Linda Carroll, Observer, May 24, 2022
With the U.S still reeling from two years of battling Covid-19, it's understandable that Americans might be worried about an outbreak of another nasty virus, this one called monkeypox.
Thus far there is one confirmed case of monkeypox in the U.S. and four others that preliminary testing suggests will also turn out to be monkeypox, Jennifer McQuiston, an official at the Centers for Disease Control and Prevention, said May 23 in a conference call for reporters hosted by the CDC.
The virus is most common in western Africa so outbreaks in Europe and North America are unusual. Currently between the U.S. and Europe there are more than 120 confirmed and suspected cases.
A previous multistate outbreak in 2003 resulted when people were bitten by pet prairie dogs that had been infected when they were housed near animals imported from Ghana. It was the first time human monkeypox was reported outside of Africa.
The virus causes people to feel very sick, but most recover from it, albeit with ugly scars in some cases, said William Schafner, a professor of infectious disease at the Vanderbilt University Medical Center. Nevertheless, there have been deaths in Africa among people with underlying immune system issues and also in children, Shafner said. Depending on the strain of the disease, mortality rates can be as high as 10%.
There is a vaccine that federal officials are recommending for people who are at risk for severe disease and have come in contact with an infected person. The vaccine may also be offered to healthcare workers who take care of patients infected with monkeypox, McQuiston said. Antiviral drugs may help those who are at risk of severe disease.
The good news is monkeypox virus is less dangerous than SARS-CoV-2, the virus that causes Covid-19, and pretty hard to catch, Schafner said. You're very unlikely to become infected via inhaled virus particles, unless you're positioned very close to someone for an extended period of time, he said.
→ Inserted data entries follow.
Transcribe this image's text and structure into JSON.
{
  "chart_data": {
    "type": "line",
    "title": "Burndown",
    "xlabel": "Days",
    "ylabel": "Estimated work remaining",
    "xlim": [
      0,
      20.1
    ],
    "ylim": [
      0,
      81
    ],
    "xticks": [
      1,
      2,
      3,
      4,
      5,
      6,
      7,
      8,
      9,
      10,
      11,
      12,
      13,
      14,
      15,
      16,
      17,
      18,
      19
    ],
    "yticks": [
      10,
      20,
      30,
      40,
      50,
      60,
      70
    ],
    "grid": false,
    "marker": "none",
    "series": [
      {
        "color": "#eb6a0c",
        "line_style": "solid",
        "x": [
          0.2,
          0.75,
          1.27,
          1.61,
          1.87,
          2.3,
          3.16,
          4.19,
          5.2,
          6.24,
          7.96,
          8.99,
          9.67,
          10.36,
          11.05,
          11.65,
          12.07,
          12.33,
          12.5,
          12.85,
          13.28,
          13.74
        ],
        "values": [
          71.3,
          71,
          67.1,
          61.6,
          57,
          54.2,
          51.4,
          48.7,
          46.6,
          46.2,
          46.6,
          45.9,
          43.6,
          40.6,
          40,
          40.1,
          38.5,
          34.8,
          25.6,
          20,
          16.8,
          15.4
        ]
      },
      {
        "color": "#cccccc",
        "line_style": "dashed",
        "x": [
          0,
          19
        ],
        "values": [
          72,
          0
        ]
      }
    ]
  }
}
The monkeypox virus is most often spread via prolonged skin-to-skin contact, Schafner said. For example, he said, "if it's romantic sexual contact where a lot of your skin is touching a lot of the other person's skin, you may have transmission.
"Or if you're kissing for an extended period of time and exchanging respiratory secretions, it can also spread that way, In that way it's not like covid-19. It requires pretty close substantial contact."
So tools, like masking, used to prevent Covid infections won't work against monkeypox, Schafner said. People just need to be aware of the symptoms and seek medical care if they think they might be infected.
The initial symptom is often a fever which can reach as high as 103 degrees Fahrenheit, Schafner said. "Then you can get headaches, muscle aches and pain," he added. "Next come swollen glands all around the body and then after a day or two a rash comes out."
"At first there are just red blotches and then these quickly turn into blisters," Schafner said. "They're different from what you see with chickenpox, which are rather thin. These are rather thick and rubbery and they're all in the same phase."
To protect others, you should self-isolate once you think you have been infected, Schafner said.
Scientists suspect that the current outbreaks were sparked when men spread the virus via sexual transmission during two raves in Europe.
For those who remember all the conflicting information given out by government entities at the beginning of the pandemic, this is not that.
"This is not Covid," McQuiston said. "Early in Covid there was not a lot of information on the virus. We do know a lot about monkeypox virus through decades of studying it."
In general, "this isn't something the average person needs to worry about," said Amish Adalja, a senior scholar at the Johns Hopkins Center for Health Security. "We've had these outbreaks time and again. We've been able to halt all of them."
There will likely be more cases in the coming weeks, said Deborah H. Fuller, a professor in the department of microbiology at the University of Washington. Because the virus has such a long incubation period-usually about five to 10 days, but sometimes as long as three weeks-the cases we're seeing now are in people who probably were exposed one to two weeks ago, Fuller added.
Along with direct, prolonged skin to skin contact, and the exchange of bodily fluids, bedding and clothing that have come into contact with an active lesion can spread the virus, Fuller said.